Menschen formulieren auch allgemeine Ordnungen des menschlichen Zusammenlebens, die für alle von ihnen gleich gelten, sollen und allen gleichzeitig Vorteile zu verschaffen sollen.

Zum Beispiel gibt es die Ordnung, dass auf Straßen Autofahrer schnell fahren dürfen und Fußgänger sie nur betreten dürfen, wenn kein Auto kommt. Diese Ordnung klingt allgemein, aber Autofahrer haben Vorteile durch sie, Kinder jedoch Nachteile. Um dieses Problem zu kompensieren, gibt es zusätzlich Fußwege. Auf ihnen haben Fußgänger – und damit auch Kinder – Vorrang. Autofahrer stellen ihre Autos am Straßenrand ab und überqueren die Fußwege dann als Fußgänger, um ihre Ziele zu erreichen. Sie haben also kein Nachteil von den Fußwegen. Kinder hingegen müssen Straßen überqueren, um ihre Ziele zu erreichen, und müssen sich somit stets den Autofahrern unterordnen. Dadurch gibt es mehr Vorteile für Autofahrer, als für Kinder.

Gleiche Ordnungen gelten also nie gleich für alle Menschen, da viele von ihnen und deren Bedürfnisse unterschiedlich sind. Im Laufe der Zeit wird dieses jeweils erkannt und dann versucht, Ausgleich dafür zu schaffen. Im Beispiel Straßen müssen Autofahrer heute Steuern bezahlen, die auch genutzt werden, um Spielplätze für Kinder zu bauen.

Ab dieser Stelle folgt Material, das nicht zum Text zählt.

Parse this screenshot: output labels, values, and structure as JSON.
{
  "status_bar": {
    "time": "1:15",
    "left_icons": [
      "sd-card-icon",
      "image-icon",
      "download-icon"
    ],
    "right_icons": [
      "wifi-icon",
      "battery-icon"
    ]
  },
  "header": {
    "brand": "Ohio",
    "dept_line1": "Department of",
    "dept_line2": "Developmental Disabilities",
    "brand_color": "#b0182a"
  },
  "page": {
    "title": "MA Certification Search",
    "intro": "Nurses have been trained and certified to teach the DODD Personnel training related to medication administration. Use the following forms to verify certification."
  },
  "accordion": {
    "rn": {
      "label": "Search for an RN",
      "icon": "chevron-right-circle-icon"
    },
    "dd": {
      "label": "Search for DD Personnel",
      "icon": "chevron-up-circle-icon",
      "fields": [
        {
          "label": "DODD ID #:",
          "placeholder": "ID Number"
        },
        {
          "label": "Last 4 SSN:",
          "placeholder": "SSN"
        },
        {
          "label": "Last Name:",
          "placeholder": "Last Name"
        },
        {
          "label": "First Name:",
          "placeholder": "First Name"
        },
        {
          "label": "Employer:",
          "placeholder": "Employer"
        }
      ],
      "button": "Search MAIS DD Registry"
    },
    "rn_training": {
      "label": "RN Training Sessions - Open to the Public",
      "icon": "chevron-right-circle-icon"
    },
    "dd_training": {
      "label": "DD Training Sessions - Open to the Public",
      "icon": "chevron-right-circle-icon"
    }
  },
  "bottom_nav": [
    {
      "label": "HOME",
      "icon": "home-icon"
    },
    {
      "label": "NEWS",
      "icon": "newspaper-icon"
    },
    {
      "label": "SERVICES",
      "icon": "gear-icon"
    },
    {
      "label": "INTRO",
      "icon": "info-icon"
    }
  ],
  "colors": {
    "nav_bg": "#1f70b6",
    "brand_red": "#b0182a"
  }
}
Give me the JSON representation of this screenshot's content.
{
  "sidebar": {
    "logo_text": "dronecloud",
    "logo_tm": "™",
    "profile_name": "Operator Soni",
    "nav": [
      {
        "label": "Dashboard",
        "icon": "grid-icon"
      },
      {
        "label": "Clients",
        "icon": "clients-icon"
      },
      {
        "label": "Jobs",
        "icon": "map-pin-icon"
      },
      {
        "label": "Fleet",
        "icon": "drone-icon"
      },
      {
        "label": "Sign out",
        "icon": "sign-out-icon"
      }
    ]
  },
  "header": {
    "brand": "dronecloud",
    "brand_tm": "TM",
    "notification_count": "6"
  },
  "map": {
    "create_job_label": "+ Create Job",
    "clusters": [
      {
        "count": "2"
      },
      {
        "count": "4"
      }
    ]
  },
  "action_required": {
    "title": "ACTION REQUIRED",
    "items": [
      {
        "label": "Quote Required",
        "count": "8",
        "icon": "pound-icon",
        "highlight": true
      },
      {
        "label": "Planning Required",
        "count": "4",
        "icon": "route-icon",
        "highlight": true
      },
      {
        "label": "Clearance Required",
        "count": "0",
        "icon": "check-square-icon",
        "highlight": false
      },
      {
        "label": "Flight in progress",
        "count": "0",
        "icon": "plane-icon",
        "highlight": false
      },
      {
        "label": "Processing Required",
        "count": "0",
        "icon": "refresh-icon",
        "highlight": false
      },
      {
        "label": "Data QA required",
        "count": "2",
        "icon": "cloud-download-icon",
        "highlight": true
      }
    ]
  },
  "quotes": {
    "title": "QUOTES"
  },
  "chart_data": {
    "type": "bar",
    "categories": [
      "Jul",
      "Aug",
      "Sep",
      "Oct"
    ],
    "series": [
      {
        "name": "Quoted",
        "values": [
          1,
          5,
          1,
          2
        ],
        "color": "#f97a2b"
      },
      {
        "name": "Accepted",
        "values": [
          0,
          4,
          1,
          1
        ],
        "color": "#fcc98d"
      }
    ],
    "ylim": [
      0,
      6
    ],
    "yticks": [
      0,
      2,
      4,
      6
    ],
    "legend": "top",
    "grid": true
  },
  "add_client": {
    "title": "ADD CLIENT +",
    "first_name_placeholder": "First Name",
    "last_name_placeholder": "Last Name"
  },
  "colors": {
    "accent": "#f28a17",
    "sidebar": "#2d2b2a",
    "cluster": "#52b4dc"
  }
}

Ob diese Ausgleiche gerecht sind, empfinden die meisten Menschen unterschiedlich, da ihre Interessen unterschiedlich sind. Oftmals sind diese Interessen zusätzlich komplett entgegengesetzt. Und meist verändern sie sich im Laufe des Lebens auch erheblich. Der Versuch mithilfe allgemeiner Ordnungen alle Menschen gleichzubehandeln, ist also stets irgendjemand gegenüber unfair.

Manche Menschen brauchen diese Ordnungen, weil sie eigenständig nicht gut denken und handeln können. Andere Menschen hingegen können es und brauchen Flexibilität, um ihre Potenziale entfalten zu können. Entsprechend bieten allgemeine Ordnungen für manche Menschen mehr Vor- oder Nachteile als für andere.

Die Illusion der Gerechtigkeit

Somit ist Gerechtigkeit eine Illusion, die nie erreicht werden kann. Am deutlichsten wird die Ungerechtigkeit von allgemeinen Ordnungen dadurch, dass erst durch sie einige Menschen extrem reich und mächtig geworden sind: Heute besitzen wenige Menschen mehr als die Hälfte allen Geldes. Und die meiste Macht auf der Erde liegt inzwischen in den Händen weniger Machthaber. Offensichtlich wird durch allgemeine Ordnungen also Ungerechtigkeit gefördert.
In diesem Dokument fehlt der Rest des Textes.